Earlier today Wisconsin Congressman Paul Ryan was elected the 54th House speaker of the House of Representatives.
Here are five facts about the man who is third in line to the U.S. presidency:
1. Ryan grew up in Wisconsin and graduated from a Catholic high school before moving to Ohio to attend Miami University. In 1992 he graduated with a double major in economics and political science and moved to Washington, D.C. to work on Capitol Hill. Ryan worked his way from mailroom intern to the policy staff of the Senate small business committee under former Wisconsin Sen. Bob Kasten. He also worked for then Sam Brownback, then U.S. senator from Kansas, before returning to Wisconsin as a consultant to an earth-moving company run by another branch of his family.
2. Ryan was first elected to the House in 1998 and was reelected 8 times. Ryan became the ranking Republican member of the House Budget Committee in 2007 and served as its chairman from 2011 to 2015. Since then he has served as chairman of the House Ways and Means Committee, the chief tax-writing committee that oversees programs such as Social Security, Medicare, Temporary Assistance for Needy Families, and foster care and adoption programs. Ryan has also been a caucus member of the House Republican Caucus, Caucus of House Conservatives, International Conservation Caucus, Middle East Economic Partnership Caucus, and the Sportsmen's Caucus. In 2012, he became the running mate of Mitt Romney, joining the ticket as the Republican candidate for Vice President.
3. At a 2005 symposium to celebrate the 100th birthday of Ayn Rand, Ryan reportedly credited the controversial atheist and author as the reason he got involved in public service. He also said in 2003 that he gave copies of Rand’s novel Atlas Shrugged to his staff as Christmas presents. He would later say, though, that his “purported obsession” with Rand was an “urban legend.”
“I reject her philosophy,” Ryan told National Review. “It’s an atheist philosophy. It reduces human interactions down to mere contracts and it is antithetical to my worldview. If somebody is going to try to paste a person’s view on epistemology to me, then give me Thomas Aquinas,” who believed that man needs divine help in the pursuit of knowledge. “Don’t give me Ayn Rand,” he said.
4. After the 2012 presidential election loss, Ryan began to focus on issues of poverty. In 2013 he began making monthly visits to inner-city neighborhoods with Bob Woodson of the Center for Neighborhood Enterprise. During the excursions, in which no media was allowed, Ryan sought ways to fight poverty that could replace “bureaucratic, top-down anti-poverty programs.” In an interview Ryan said that for too long many people have assumed that the fight against poverty was not their problem:
People have been just sort of given this notion that, “Pay your taxes, and government will fix this problem; don’t worry about it.” That’s not true. If poverty was just about material deprivation—and in some cases it is—but it’s also more than that. It’s about, like I say, isolation. It’s about addiction. It’s about being stuck in a failing school or abuse or needing a mentor. That means people need to get involved. That means people in their communities need to see and fight poverty eye to eye, soul to soul, person to person. And I think you can not underestimate or understate the importance of that.

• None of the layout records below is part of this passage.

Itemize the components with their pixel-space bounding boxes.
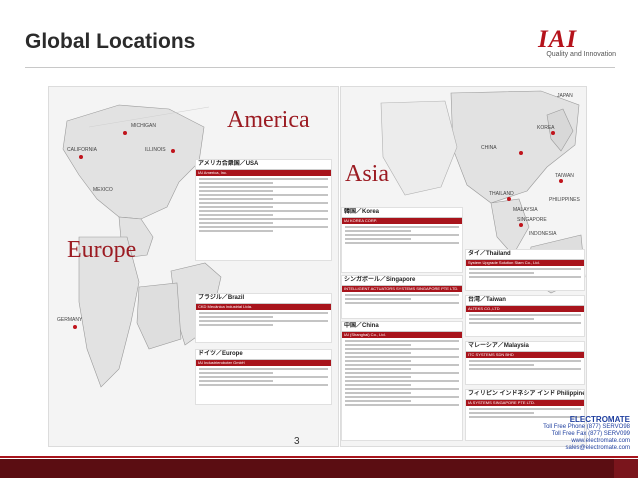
card-company: CKD Mecânica Industrial Ltda. (196, 304, 331, 310)
card-company: IAI Industrieroboter GmbH (196, 360, 331, 366)
card-heading: シンガポール／Singapore (342, 276, 462, 286)
america-europe-page: MICHIGAN CALIFORNIA ILLINOIS MEXICO GERM… (48, 86, 339, 447)
card-heading: ブラジル／Brazil (196, 294, 331, 304)
office-card-thailand: タイ／Thailand System Upgrade Solution Siam… (465, 249, 585, 291)
card-company: IAI KOREA CORP. (342, 218, 462, 224)
electromate-phone: Toll Free Phone (877) SERVO98 (543, 424, 630, 430)
office-card-europe: ドイツ／Europe IAI Industrieroboter GmbH (195, 349, 332, 405)
footer-bar (0, 459, 638, 478)
footer-rule (0, 456, 638, 458)
footer-corner (614, 459, 638, 478)
location-pin (551, 131, 555, 135)
map-label-michigan: MICHIGAN (131, 123, 156, 129)
office-card-usa: アメリカ合衆国／USA IAI America, Inc. (195, 159, 332, 261)
europe-heading: Europe (67, 237, 137, 263)
iai-logo: IAI Quality and Innovation (538, 26, 616, 63)
iai-tagline: Quality and Innovation (546, 51, 616, 58)
location-pin (79, 155, 83, 159)
map-label-thailand: THAILAND (489, 191, 514, 197)
card-company: ITC SYSTEMS SDN BHD (466, 352, 584, 358)
location-pin (519, 223, 523, 227)
card-heading: 韓国／Korea (342, 208, 462, 218)
card-heading: マレーシア／Malaysia (466, 342, 584, 352)
office-card-china: 中国／China IAI (Shanghai) Co., Ltd. (341, 321, 463, 441)
card-company: IAI America, Inc. (196, 170, 331, 176)
electromate-fax: Toll Free Fax (877) SERV099 (551, 431, 630, 437)
map-label-california: CALIFORNIA (67, 147, 98, 153)
location-pin (559, 179, 563, 183)
card-heading: 中国／China (342, 322, 462, 332)
office-card-korea: 韓国／Korea IAI KOREA CORP. (341, 207, 463, 273)
page-number: 3 (294, 436, 300, 447)
map-label-malaysia: MALAYSIA (513, 207, 538, 213)
location-pin (171, 149, 175, 153)
map-label-taiwan: TAIWAN (555, 173, 574, 179)
asia-page: JAPAN KOREA CHINA TAIWAN THAILAND MALAYS… (340, 86, 587, 447)
map-label-illinois: ILLINOIS (145, 147, 166, 153)
card-heading: ドイツ／Europe (196, 350, 331, 360)
location-pin (507, 197, 511, 201)
card-company: IA SYSTEMS SINGAPORE PTE LTD. (466, 400, 584, 406)
card-company: ALTEKS CO.,LTD (466, 306, 584, 312)
location-pin (123, 131, 127, 135)
header-divider (25, 67, 615, 68)
card-heading: フィリピン インドネシア インド Philippines Indonesia I… (466, 390, 584, 400)
america-heading: America (227, 107, 310, 133)
map-label-japan: JAPAN (557, 93, 573, 99)
map-label-mexico: MEXICO (93, 187, 113, 193)
asia-heading: Asia (345, 161, 389, 187)
office-card-taiwan: 台湾／Taiwan ALTEKS CO.,LTD (465, 295, 585, 337)
office-card-singapore: シンガポール／Singapore INTELLIGENT ACTUATORS S… (341, 275, 463, 319)
iai-logo-mark: IAI (538, 26, 578, 53)
card-company: IAI (Shanghai) Co., Ltd. (342, 332, 462, 338)
electromate-name: ELECTROMATE (569, 415, 630, 424)
card-company: System Upgrade Solution Siam Co., Ltd. (466, 260, 584, 266)
card-heading: タイ／Thailand (466, 250, 584, 260)
card-company: INTELLIGENT ACTUATORS SYSTEMS SINGAPORE … (342, 286, 462, 292)
electromate-website-link[interactable]: www.electromate.com (538, 438, 630, 445)
card-heading: 台湾／Taiwan (466, 296, 584, 306)
location-pin (73, 325, 77, 329)
map-label-philippines: PHILIPPINES (549, 197, 580, 203)
slide-title: Global Locations (25, 30, 196, 53)
office-card-brazil: ブラジル／Brazil CKD Mecânica Industrial Ltda… (195, 293, 332, 343)
map-label-china: CHINA (481, 145, 497, 151)
map-label-indonesia: INDONESIA (529, 231, 557, 237)
office-card-malaysia: マレーシア／Malaysia ITC SYSTEMS SDN BHD (465, 341, 585, 385)
location-pin (519, 151, 523, 155)
electromate-email-link[interactable]: sales@electromate.com (538, 445, 630, 452)
card-heading: アメリカ合衆国／USA (196, 160, 331, 170)
electromate-contact: ELECTROMATE Toll Free Phone (877) SERVO9… (538, 415, 630, 452)
map-label-germany: GERMANY (57, 317, 83, 323)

5. Throughout his political career Ryan has remained a staunch advocate of the sanctify and protection of life. In 2010, Ryan described himself as being "as pro-life as a person gets,” adding “Issues come up, they’re unavoidable, and I’m never going to not vote pro-life.” The National Right to Life Committee has consistently given Ryan a "100 percent pro-life voting record" since he took office. Paul believes abortion should be illegal even in cases of rape, and only makes an exception for situations where the woman's life is at risk. He has argued that all human beings, including the unborn, are entitled to natural rights. “Conservatives can bridge the gap on issues of life and choice,” wrote Ryan, “by building on the solid rock of natural rights, which belong, not just to some, but to all human beings.”